I'm working on a custom driver for the Neo Smart blind controller (of which their support said they had sent a controller to Hubitat for them to develop an integration). Either way, I'm pretty happy with the status of it as of now, however since there isn't a way to obtain the state of the blinds from querying the controller (you blindly send it commands and hope the controller executes it - pun intended), I need to use some other method of determining where the blind is - unfortunately this means using time-based measurements (like determining how long it takes to close then calculating how long to run to open 25%, 50%, 75%, etc). It's not great because battery levels mean blinds run at different speeds, plus if you have different lengths of blinds in a "room" that you're controlling, they'll all have different times (workaround is to put like-sized blinds in a single room).
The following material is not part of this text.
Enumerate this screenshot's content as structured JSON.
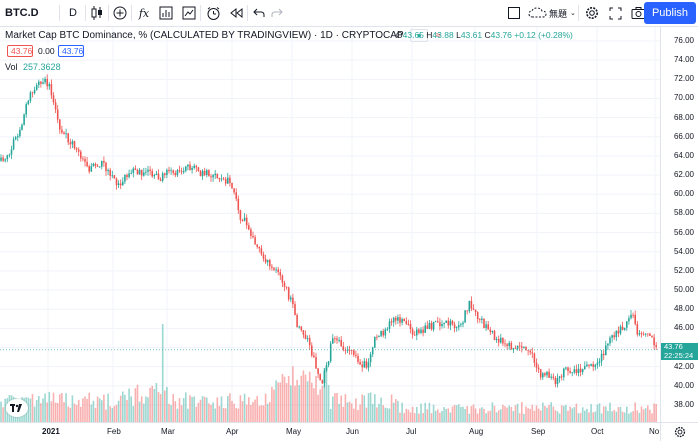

This method also means if you control the blinds with something other than this driver, you'll not know where the blinds are (again, workaround is cutting off wife's access to the app and making her use alexa).
The next thing I want to do is use a remote so that one press goes up and another press stops the blind, but I'd like to have some idea of where the blind is located based on when I stop it. In order to do this, the only way I can think of doing it is by using some timer within the driver itself. Start the timer when the command starts and stop it when stop is pressed then re-calculate the percentage based on the known time of how long it takes to cycle, then update the levels appropriately.
Does anyone have suggestions on how to accomplish this or an example of how I could to a timer based on milliseconds and capture the time within another function OR capture the start time and stop times and calculate the difference within groovy?
You aren't going to want to use "real" time. You are going to want to use Epoch time. It is going to be a lot more accurate. This is a lot easier than you think. All you'd have to do is perform a calibration to find the number of milliseconds it takes to fully open/close. You would do this simply by using the system method "now()". That is the current epoch time in milliseconds. So, you can record the time it starts moving in a state variable. Then when it stops, just subtract that variable from now and you know the number of milliseconds that the blinds were moving. That will allow you to get the percentage the blinds are open. It would also allow you to set a specific percentage. If you know that it takes 10000 milliseconds to fully open and right now they fully closed. The user orders 50%, that means you have to run open for 5 seconds. You can then begin to move and automatically issue the stop 5 seconds later.
Anyway, what you want is now(), this returns epoc time in milliseconds, save it then call it later and subtract the two...
Anyway, that's how I intend to implement a driver for this device. I didn't finish it yet as I am waiting for a response from them to verify that this thing in fact works and only works as you describe...
Thanks for the pm, normally product samples and requests for device support from manufacturers get routed to me at some point, I have nothing from these guys, no internal or external requests, and no product samples.
Here's an example:
If I hit the open() command, it will open the blinds from wherever it's at (returning level=100 and # seconds travelled to 0) .
If I then hit the close() command and never hit stop(), at what time do I update the level to 0 and the # seconds travelled to the timeToOpen (22 seconds in this example)? If I were to simply set those variables as soon as I press close(), then a subsequent stop() command would assume it's already opened because I already set those state variables as such.
If I were to use a runIn() from within the close() function to set those variables after the timeToOpen (giving the blind time to fully close), what happens if I hit stop() or open() after issuing a close() but before it's had time to complete the cycle (or execute the runIn job) ? Can you cancel a runIn job?
I would need to see the driver you are working on to comment on how to fix it. In my mind, when you receive the open command, you would start to move the blinds and then use "runInMillis" to schedule the stop. Then, if someone stops them early, that can unschedule the stop.
If you're trying to get granularity down to the percentage to open, runIn isn't going to give you enough specificity to be able to do that. I would also think you would not want the blinds running that far longer than what you needed. Personally, I would use runInMillis. If the speed of the motor is anything like what I have seen in other implementations, a full second of extra roll-out is going to be several inches lower than it should be.
You're never going to get that level of repeatability using an open loop timing to warrent milli second acuracy in the driver timmer. Firstly, up and down travel times vary significantly, and battery health plays a huge factor that can't be accounted for dynamically.
Personally, I would never buy a motorized device that didn't work step-wise or had a feedback device (contact sensor, etc). But I didn't know that these were necessarily battery operated. They can't use an adapter as well? I thought this was just the controller.
This is a controller that talks wirelessly to battery-powered blinds. I have no control over what the controller can do to the blinds themselves, so I must work through the controller for everything (unfortunately). It doesn't have to be perfect, but I'd like for it to be close.
Here is the code I'm working with now (NeoSmart.groovy · GitHub). Let me tinker around now that I know about unschedule() and see if I can better handle things now that I know I can cancel runIn jobs.
I assume unschedule() stops all runIn jobs in a given driver instance vs. only the ones within that function?